In The Quest of the Folk, historian Ian McKay has argued that Mary Black was not an antimodernist, although her work contributed to antimodernist ideas in Nova Scotia, but a liberal progressive professional, guided by ideals of efficiency, competitiveness, moral therapy and commerce. In her vision, handcrafts were not in any sense to be seen as havens in a heartless commercial world. They were to be fully integrated into the market, and those that were not viable on those terms had no claims on public sympathy or support. (3)

The same can be argued for Alice Hagen. Her concern with pottery as occupational therapy especially well suited to the disabled is a modern social work concern that was no doubt rooted as much in her Catholicism, especially her work with the Catholic Women's Leagues, as in the Arts and Crafts revival.
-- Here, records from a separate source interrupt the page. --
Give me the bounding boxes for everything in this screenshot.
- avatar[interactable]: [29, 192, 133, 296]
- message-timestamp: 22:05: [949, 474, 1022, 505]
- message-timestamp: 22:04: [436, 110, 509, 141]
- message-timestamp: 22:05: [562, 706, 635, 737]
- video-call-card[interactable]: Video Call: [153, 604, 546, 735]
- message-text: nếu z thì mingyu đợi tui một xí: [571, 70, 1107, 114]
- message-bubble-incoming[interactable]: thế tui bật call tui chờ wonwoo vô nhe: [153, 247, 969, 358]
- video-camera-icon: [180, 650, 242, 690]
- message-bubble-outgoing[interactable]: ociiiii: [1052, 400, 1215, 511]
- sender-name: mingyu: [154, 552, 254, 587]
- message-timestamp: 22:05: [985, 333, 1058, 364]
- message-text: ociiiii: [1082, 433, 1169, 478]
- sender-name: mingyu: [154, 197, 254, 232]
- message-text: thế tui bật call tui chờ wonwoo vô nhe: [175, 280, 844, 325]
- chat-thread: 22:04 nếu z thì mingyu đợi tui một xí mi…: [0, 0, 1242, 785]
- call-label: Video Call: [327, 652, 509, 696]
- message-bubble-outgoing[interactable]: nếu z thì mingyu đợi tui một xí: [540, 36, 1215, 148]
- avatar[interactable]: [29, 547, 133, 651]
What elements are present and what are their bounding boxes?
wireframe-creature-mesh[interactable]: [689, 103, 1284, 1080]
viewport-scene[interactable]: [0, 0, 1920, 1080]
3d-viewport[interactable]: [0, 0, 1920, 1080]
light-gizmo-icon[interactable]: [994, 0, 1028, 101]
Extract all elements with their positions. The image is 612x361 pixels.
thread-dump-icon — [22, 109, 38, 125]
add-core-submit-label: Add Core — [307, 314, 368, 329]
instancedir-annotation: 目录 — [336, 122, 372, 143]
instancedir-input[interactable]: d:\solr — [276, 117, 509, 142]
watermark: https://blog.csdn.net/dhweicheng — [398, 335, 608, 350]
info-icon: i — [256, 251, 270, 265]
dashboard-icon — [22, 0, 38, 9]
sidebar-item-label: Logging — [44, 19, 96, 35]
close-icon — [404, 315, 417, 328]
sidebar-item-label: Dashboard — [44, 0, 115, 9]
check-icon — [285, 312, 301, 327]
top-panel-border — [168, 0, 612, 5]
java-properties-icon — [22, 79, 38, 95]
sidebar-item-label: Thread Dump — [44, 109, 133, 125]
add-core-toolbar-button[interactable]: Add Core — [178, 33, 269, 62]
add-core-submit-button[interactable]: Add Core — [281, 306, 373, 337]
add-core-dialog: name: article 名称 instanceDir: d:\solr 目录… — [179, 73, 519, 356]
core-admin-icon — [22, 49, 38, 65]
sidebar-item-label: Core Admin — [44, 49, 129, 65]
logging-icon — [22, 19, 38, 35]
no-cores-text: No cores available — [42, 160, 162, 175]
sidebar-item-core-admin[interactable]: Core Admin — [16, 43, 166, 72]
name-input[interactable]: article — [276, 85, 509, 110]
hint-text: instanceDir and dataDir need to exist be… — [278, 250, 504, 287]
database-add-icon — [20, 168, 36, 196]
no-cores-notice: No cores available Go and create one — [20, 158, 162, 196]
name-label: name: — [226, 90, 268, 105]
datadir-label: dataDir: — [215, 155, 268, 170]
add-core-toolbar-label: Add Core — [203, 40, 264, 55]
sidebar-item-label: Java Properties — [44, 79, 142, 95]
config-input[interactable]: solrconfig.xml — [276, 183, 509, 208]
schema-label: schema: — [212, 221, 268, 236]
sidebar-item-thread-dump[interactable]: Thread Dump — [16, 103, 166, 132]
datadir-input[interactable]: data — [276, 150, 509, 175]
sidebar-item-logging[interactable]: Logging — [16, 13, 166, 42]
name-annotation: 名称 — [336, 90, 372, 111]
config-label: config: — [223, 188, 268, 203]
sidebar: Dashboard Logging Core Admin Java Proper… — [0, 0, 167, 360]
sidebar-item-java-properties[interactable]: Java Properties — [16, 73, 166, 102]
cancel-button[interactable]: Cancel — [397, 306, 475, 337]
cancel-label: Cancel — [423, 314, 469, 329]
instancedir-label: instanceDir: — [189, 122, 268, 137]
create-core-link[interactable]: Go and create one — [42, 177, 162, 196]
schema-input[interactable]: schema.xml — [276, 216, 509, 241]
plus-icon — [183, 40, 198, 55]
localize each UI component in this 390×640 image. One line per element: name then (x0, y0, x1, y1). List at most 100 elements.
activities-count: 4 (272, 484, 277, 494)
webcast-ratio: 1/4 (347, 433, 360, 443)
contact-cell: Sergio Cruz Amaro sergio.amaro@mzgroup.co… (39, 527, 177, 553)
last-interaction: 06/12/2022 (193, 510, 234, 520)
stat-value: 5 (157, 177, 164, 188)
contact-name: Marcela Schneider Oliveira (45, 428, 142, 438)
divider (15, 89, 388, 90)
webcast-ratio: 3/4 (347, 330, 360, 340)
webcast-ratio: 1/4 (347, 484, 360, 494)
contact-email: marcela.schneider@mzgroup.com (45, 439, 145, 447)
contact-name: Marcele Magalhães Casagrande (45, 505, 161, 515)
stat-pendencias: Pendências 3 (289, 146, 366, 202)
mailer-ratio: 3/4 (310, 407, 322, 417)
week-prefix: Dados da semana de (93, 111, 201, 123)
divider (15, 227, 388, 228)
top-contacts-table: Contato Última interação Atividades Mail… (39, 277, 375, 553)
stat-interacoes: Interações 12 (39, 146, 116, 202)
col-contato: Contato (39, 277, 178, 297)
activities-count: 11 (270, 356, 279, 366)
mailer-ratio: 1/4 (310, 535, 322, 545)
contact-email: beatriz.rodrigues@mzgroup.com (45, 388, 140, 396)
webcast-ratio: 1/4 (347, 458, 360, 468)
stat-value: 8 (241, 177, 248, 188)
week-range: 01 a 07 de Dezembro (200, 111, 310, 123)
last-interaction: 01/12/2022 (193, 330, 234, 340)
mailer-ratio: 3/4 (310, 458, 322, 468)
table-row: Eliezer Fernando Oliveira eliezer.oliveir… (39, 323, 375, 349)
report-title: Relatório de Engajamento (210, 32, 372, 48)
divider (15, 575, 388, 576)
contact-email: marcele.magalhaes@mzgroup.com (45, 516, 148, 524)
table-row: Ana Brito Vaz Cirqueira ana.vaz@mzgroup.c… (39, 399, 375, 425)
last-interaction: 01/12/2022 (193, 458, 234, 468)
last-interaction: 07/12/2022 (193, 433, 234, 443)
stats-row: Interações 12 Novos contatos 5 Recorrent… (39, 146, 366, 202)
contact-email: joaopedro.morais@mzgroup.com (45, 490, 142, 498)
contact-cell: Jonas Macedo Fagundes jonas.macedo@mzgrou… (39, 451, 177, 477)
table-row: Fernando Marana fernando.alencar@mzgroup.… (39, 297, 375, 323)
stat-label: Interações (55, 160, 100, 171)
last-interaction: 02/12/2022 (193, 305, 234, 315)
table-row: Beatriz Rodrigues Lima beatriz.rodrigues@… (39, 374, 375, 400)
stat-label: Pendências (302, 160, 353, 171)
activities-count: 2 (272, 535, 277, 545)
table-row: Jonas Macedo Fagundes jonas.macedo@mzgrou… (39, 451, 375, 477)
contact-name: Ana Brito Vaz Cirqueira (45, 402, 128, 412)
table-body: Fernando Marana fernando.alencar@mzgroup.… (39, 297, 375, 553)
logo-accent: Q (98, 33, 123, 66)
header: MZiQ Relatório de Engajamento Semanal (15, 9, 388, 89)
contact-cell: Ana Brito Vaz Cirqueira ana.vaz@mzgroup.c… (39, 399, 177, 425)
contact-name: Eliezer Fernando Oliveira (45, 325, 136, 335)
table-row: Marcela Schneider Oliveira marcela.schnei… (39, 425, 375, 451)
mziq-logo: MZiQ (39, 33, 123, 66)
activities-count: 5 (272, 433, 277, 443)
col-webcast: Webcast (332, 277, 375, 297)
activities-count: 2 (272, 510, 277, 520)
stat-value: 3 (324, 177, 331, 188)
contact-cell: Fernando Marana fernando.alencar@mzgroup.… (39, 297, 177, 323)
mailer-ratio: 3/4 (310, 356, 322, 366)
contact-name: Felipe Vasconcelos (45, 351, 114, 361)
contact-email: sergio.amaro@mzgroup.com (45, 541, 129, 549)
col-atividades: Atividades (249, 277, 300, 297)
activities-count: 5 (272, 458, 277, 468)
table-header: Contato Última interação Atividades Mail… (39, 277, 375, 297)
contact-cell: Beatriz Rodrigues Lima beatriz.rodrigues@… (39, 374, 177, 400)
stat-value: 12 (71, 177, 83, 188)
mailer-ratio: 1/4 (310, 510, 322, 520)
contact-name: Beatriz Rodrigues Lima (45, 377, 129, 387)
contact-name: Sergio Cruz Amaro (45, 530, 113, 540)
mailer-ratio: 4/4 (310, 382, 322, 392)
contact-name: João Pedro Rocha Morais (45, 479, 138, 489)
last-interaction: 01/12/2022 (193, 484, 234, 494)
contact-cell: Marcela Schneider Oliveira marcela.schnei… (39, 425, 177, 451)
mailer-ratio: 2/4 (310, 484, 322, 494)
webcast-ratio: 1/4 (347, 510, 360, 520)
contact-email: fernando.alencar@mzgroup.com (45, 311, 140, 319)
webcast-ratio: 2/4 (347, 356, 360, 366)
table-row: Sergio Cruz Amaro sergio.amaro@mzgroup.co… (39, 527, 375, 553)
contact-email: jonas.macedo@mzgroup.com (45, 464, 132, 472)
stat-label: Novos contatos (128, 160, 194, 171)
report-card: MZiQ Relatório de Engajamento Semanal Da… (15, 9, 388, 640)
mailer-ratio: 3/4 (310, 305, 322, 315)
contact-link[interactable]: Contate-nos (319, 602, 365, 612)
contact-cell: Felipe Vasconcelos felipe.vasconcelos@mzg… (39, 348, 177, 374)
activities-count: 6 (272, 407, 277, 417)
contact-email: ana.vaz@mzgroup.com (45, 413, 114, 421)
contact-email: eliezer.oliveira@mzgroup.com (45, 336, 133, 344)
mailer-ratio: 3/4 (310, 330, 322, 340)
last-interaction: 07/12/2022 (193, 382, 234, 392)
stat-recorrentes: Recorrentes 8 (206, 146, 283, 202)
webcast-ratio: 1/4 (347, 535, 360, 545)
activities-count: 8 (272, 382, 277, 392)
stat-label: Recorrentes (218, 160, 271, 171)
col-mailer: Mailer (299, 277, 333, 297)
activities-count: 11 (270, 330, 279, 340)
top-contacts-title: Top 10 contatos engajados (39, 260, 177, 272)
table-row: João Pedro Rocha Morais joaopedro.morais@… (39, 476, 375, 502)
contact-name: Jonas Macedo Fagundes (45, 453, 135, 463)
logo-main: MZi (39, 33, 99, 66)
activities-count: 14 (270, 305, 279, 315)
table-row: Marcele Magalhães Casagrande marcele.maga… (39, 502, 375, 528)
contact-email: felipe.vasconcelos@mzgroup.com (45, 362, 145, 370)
In the early 20th century women who actively pursued education and meaningful careers were often referred to as "New Women". Helen Creighton, Mary Black and Alice Hagen all fit this description, and all three made significant contributions to the cultural life of their native province. The tensions between the traditional ideas about gender roles inherent in antimodernism and the ambitions of women who were attempting to expand their educational, professional and economic opportunities must have been fruitful because so many of them rose to prominence in the cultural field during this period.
(1) McKay, The Quest of the Folk: 165-66.
(2) McKay, The Quest of the Folk: 172.
(3) McKay, The Quest of the Folk: 179.

6

''Display of Alice Hagen's pottery'' (no date)
1950



7

Early recognition of Alice Hagen as a potter

In 1944, the "Canadian Geographical Journal" published an article on pottery in Canada. Its author, Ruth Home, claimed:

"Pottery in Nova Scotia means Alice Hagen. There are no professional potters in the province but the Department of Education has since 1938 sponsored a summer course for the training of teachers under Mrs. A. Hagen. The course covers a period of three four-week summer courses and leads to a diploma. Mrs. Hagen works in close co-operation with the Nova Scotia College of Art. Local clays are used entirely for the bodies, good clay being found all along the Annapolis Valley from Shubenacadie to Antigonish. The glazes have, until recently, been imported from England, but in 1941-42 they made their own translucent and opaque white." (1)
(1) Ruth M. Home, "Pottery in Canada", Canadian Geographical Journal (February 1944) : 75.